珍しく注意書き。私はこの本を本当に凄いと思ったんです。だから、この感想文の中ではベタ褒めしてます。そういうのが嫌いな方は、読まない方がいいかと思います。
今回書くのは、予告していたとおりこちら。


模倣犯1 (新潮文庫)模倣犯2 (新潮文庫)模倣犯3 (新潮文庫)
模倣犯(四) (新潮文庫)模倣犯(五) (新潮文庫)


模倣犯 著者/宮部みゆき

墨田区・大川公園で若い女性の右腕とハンドバッグが発見された。
やがてバッグの持ち主は、三ヶ月前に失踪した古川菊子と判明するが、「犯人」は「右腕は菊子のものじゃない」という電話をテレビ局にかけた上、菊子の祖父、有馬義男にも接触を図った。
ほどなく菊子は白骨死体で発見された。
さらに次々と起こる殺人事件を「犯人」はまるで実況中継のように語り出す。
未曾有の連続誘拐殺人事件が、「犯人」の手のひらの上で始まった――


まず最初に言っておきます。この作品は凄いです。
凄く面白い。感動的でもある。圧倒されてしまうほどの作品でもあります。それほどまでに完成され、力のある傑作です。宮部みゆきって人の作品を、私はそれなりに読んでいます。ですが、今回ばかりは頭を下げるしかない。「私はまだまだ宮部みゆきを侮っていました」と。
全五巻という内容は、多いと思います。ですが、この作品にはそれだけの価値がある。それほどまでに、この作品は完成されているものでした。
宮部みゆきの物語の紡ぎ方に、登場人物の作り込みの特徴があります。登場人物の生い立ち、考え方を、事細かに書き並べていくという手法。宮部ワールドの持ち味です。

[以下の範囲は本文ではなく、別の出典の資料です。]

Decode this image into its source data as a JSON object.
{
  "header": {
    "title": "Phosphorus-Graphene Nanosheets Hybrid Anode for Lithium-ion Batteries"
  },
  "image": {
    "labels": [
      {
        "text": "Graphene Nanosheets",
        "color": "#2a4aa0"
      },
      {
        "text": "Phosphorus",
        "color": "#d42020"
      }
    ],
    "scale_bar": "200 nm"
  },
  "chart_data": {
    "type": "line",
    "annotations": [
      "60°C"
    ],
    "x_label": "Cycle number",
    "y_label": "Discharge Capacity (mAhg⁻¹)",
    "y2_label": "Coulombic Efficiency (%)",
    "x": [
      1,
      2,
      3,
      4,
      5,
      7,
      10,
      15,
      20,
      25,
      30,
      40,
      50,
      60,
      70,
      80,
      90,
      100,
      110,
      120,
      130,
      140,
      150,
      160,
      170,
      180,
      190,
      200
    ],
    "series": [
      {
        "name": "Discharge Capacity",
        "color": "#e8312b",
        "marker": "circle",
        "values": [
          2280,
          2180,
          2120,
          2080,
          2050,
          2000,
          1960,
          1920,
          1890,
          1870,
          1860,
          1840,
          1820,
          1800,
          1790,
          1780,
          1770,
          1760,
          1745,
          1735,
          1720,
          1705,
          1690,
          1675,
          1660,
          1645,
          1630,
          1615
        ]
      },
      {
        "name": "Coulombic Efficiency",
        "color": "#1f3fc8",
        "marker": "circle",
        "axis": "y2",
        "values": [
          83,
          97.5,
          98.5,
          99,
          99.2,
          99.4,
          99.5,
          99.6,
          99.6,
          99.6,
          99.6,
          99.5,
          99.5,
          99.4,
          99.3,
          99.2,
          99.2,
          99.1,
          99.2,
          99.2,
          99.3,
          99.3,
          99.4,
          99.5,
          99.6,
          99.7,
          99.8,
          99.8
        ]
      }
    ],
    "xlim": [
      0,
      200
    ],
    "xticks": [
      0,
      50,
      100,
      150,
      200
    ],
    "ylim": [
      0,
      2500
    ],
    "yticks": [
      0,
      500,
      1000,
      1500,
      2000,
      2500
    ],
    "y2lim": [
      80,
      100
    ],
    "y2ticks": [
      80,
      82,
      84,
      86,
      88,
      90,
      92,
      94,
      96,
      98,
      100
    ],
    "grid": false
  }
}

これを、ただ単にジャマだと、読むテンポを遅らせるだけだという人も居ます。でも、私はそうは思わない。
模倣犯という作品において、この作品は一切の無駄を含んでいないと私は感じます。どの一文を欠いても、どの人物の一言を取っても、この作品は恐らく成り立たない。
そこまでの完成度を誇っている作品です。というか、よく映画化する気になりましたね。私なら逃げてますよ。この物語にメスを入れて映像化していくなんて、私は決して思わない。